In September 2025, Akbari was found guilty of 11 counts of murder. She received ten death sentences, as requested by the families of her victims. The eleventh family agreed to forgo the death penalty in return for blood money. Akbari also received an additional ten-year prison sentence for attempted murder.

==Modus operandi==
Akbari used to talk about her life and that she wants to marry an elderly man who lives alone. In this way, she met people who were looking for a companion for their elderly and lonely father. After making sure that the intended subject has a lot of wealth, Kulthum would marry him on the condition of receiving a dowry in the form of cash or property, and in less than 3 months, she would kill the person by means of drugs and suffocation. She would dissolve sugar or blood pressure pills in various drinks and give them to the victim. At first, when the victim's condition worsened, Akbari took him to the hospital and apparently saved him. But in the later stages, by increasing the dose of the drug, she made them unconscious and killed them, and because they had a previous history, no one suspected how they died.

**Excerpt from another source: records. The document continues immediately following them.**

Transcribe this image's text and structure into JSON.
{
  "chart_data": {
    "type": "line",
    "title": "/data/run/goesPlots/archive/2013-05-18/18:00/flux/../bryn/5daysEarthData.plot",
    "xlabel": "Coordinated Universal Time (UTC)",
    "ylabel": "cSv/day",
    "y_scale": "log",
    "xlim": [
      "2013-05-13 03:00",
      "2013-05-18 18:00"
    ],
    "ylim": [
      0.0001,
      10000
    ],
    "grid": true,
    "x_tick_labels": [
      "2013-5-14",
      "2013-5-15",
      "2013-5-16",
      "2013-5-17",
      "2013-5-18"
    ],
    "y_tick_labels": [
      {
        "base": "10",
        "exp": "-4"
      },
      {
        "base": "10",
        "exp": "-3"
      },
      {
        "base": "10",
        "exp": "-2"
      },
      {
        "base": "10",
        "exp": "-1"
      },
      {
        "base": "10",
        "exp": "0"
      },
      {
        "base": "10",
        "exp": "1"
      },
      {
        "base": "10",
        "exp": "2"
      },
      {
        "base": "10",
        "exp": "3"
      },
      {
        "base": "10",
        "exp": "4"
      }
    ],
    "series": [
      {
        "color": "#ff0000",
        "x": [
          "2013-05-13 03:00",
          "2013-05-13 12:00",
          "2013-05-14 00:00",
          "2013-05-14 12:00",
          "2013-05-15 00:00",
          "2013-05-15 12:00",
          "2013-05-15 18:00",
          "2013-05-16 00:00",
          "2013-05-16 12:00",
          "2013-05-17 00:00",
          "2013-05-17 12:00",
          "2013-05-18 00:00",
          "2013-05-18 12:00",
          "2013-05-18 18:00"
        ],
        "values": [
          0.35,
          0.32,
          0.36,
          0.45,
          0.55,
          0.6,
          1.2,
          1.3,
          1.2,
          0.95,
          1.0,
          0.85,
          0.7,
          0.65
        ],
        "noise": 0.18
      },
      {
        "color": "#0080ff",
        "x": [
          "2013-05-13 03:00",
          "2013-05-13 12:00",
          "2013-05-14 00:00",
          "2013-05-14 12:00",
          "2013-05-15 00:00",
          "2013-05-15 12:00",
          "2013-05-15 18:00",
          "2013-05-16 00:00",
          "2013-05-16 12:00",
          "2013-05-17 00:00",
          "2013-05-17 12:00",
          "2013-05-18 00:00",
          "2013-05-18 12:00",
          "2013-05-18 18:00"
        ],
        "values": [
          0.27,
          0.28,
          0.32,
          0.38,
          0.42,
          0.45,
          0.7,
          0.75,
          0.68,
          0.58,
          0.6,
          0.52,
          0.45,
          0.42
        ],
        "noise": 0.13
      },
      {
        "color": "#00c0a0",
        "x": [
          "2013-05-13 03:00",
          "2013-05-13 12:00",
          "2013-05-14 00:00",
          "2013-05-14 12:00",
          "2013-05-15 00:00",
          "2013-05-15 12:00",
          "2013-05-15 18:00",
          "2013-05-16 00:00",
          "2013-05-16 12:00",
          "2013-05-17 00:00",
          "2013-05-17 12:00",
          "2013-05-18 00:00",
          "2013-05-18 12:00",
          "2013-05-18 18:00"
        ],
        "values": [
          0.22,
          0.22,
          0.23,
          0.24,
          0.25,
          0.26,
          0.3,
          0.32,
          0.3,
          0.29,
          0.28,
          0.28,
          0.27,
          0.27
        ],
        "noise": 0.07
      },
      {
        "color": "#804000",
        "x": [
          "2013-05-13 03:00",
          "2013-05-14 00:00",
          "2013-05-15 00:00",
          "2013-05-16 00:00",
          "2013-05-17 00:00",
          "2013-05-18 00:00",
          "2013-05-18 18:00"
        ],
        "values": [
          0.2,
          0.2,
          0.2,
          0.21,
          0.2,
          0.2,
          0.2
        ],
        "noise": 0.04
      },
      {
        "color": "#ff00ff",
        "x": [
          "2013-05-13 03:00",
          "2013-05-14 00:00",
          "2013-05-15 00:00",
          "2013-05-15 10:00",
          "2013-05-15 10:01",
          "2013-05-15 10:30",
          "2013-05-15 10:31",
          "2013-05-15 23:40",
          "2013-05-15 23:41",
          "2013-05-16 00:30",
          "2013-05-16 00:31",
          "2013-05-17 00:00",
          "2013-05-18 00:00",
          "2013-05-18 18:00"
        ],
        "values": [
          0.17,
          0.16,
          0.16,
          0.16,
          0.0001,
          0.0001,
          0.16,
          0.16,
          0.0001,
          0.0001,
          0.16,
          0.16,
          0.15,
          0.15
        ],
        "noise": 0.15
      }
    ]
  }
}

Akbari committed her murders in the cities of Sari, Neka, Mahmudabad, Babol and Qaem Shahr. She used to choose her victims from different cities so as not to leave a trace of herself. One of her victims, Masih Nemati, survived after drinking poisoned syrup and threw her out of his house, but did not file a police report. His son later described the incident to the son of Akbari's final victim, 82-year-old Gholamreza Babaei, leading to Akbari's arrest when the two men recognized her and alerted authorities.